Tuesday, January 15, 2013

Egypt's prosecutor general orders burial of train derailment victims

Badrasheen

Talaat Abdullah, Egypt's prosecutor general, has ordered the burial of 19 victims killed in an overnight train accident in Giza.

Nineteen Central Security Forces conscripts were killed and 120 injured after a train carriage derailed minutes before midnight on Monday in the Giza town of Badrashin, according to a statement released by the ministry of transportation on Tuesday morning.
The 12-carriage train, which was carrying 1328 conscripts, was on route to Cairo from Upper Egypt when one of its cars - carrying around 200 soldiers - derailed hitting a goods train parked outside a storage depot.
As police forces carried out a rescue operation, witnesses said some soldiers battled for their lives under the rubbles of the derailed carriage.
A security official, who spoke on condition of anonymity, told Ahram Online many of the wounded were in a critical condition, raising the possibility of a rise in the death toll during the next few hours.

Many ambulances ferried the injured to a nearby hospital while Egyptian officials started arriving at the scene around three hours after it the accident took place, Ahram Online’s Mohamed Nada said.

Hussein Zakareya, head of Egypt’s Railway Authority, said the derailed carriage hit another cargo train after it went off the rails.

The deadly incident comes less than two months after 51 schoolchildren were killed when their bus was hit by a train as it drove through a railway crossing in the Assiut village of Manfalout, Upper Egypt.
In the same month, November 2012, at least three Egyptians were also killed and more than 30 injured in a train crash in Fayoum, another city south of Cairo.
Dozens of train accidents have plagued the country during the past decade.
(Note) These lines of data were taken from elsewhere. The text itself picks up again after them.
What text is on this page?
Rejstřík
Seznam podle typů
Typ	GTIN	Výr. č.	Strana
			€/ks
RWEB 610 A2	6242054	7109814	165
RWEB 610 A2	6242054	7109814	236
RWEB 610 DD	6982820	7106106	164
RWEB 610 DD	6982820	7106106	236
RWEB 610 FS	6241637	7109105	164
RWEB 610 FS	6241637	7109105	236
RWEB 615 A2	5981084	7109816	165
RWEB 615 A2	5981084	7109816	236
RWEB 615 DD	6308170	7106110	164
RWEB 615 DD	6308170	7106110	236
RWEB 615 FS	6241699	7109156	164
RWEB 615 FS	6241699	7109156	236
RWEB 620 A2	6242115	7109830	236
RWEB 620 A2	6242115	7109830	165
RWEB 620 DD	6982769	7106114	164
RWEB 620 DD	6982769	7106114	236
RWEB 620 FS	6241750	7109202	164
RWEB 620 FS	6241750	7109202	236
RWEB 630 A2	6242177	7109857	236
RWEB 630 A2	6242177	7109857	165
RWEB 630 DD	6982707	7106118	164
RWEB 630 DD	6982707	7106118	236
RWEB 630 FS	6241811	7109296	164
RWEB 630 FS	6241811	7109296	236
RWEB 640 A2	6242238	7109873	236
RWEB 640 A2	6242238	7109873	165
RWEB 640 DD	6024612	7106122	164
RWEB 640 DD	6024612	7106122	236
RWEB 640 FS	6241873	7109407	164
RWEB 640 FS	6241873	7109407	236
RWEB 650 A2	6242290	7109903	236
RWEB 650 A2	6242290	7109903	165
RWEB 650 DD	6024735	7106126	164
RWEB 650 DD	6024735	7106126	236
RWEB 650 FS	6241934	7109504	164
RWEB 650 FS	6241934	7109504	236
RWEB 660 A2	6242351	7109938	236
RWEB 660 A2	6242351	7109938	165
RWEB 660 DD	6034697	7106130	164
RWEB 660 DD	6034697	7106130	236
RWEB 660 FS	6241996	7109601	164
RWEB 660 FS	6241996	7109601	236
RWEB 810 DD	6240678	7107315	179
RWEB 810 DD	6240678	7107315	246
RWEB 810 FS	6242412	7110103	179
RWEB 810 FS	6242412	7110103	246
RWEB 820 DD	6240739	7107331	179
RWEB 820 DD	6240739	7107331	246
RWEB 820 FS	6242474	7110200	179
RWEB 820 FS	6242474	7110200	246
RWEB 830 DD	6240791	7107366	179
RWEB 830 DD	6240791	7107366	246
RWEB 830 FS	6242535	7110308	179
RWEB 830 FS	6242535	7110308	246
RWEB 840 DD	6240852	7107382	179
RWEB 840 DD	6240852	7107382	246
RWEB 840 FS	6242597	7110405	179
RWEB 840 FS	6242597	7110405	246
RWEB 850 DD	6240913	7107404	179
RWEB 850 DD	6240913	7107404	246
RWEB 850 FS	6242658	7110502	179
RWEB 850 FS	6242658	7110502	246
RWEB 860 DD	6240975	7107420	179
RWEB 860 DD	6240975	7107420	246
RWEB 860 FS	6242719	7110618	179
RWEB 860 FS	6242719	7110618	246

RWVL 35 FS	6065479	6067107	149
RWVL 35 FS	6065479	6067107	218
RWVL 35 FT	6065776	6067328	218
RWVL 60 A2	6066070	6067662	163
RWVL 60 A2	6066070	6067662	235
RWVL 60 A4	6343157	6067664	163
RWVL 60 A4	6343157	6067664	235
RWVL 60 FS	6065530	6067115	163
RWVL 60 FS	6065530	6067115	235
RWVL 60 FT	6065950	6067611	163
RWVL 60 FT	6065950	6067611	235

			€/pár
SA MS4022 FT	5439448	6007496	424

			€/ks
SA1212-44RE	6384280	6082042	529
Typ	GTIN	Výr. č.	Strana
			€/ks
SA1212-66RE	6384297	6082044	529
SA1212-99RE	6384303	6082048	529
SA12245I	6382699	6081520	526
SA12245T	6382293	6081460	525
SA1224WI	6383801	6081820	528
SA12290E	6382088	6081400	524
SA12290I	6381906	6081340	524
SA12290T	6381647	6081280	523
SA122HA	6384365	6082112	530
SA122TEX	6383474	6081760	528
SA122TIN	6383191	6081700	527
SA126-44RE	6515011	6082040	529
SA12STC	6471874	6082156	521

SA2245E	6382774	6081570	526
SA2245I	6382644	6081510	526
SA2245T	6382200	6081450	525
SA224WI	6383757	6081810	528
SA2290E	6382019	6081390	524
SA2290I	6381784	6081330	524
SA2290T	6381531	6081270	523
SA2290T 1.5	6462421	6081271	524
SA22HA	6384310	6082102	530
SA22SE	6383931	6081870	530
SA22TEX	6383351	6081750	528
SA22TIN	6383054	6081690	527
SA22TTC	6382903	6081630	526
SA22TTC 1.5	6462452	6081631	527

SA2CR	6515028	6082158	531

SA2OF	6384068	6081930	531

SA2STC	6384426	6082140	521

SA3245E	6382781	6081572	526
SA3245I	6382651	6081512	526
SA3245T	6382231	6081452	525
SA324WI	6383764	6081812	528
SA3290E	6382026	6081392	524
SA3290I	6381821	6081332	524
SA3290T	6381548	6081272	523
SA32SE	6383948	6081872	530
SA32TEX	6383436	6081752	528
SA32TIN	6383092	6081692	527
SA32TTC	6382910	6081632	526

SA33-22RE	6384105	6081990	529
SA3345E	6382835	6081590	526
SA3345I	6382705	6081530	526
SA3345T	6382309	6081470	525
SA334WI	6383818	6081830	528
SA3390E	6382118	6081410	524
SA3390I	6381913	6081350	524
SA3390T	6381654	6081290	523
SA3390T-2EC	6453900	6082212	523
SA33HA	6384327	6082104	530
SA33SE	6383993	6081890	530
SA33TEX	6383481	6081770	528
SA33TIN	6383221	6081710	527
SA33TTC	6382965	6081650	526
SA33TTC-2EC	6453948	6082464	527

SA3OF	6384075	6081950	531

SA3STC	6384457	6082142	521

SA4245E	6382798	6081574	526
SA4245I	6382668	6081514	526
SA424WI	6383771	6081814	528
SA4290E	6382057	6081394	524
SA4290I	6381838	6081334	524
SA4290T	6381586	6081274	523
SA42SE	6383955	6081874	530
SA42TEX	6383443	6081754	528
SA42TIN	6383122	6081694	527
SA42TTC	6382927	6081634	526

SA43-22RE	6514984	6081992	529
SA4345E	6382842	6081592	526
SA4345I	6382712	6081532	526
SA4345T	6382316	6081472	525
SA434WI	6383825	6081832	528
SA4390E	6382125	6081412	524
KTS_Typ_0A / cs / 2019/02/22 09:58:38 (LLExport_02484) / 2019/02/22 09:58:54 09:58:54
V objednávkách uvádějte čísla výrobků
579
In 2002, in one of the most deadly incidents, 373 passengers were killed after their train caught fire. Seven years later, at least 30 people died in another accident on the same railways. 
Egyptians have long complained about poor levels of safety and maintenance in the out-of-date railway system. The Egyptian government vowed on numerous occasions to upgrade the ageing trains, but little had been accomplished in that regard.

“We have to admit that the railway system is decaying. We will carry out investigations to know whether the accident happened because of defects in the train or rails or because of other reasons,” transportation minister Hatem Abdel-Latif, who has been in office for 10 days, told Al-Ahram’s Arabic website.

Abdel-Latif recently replaced Rashad El-Metiny, who resigned in the wake of the Assiut school bus tragedy, in a partial cabinet reshuffle carried out by Prime Minister Hisham Qandil.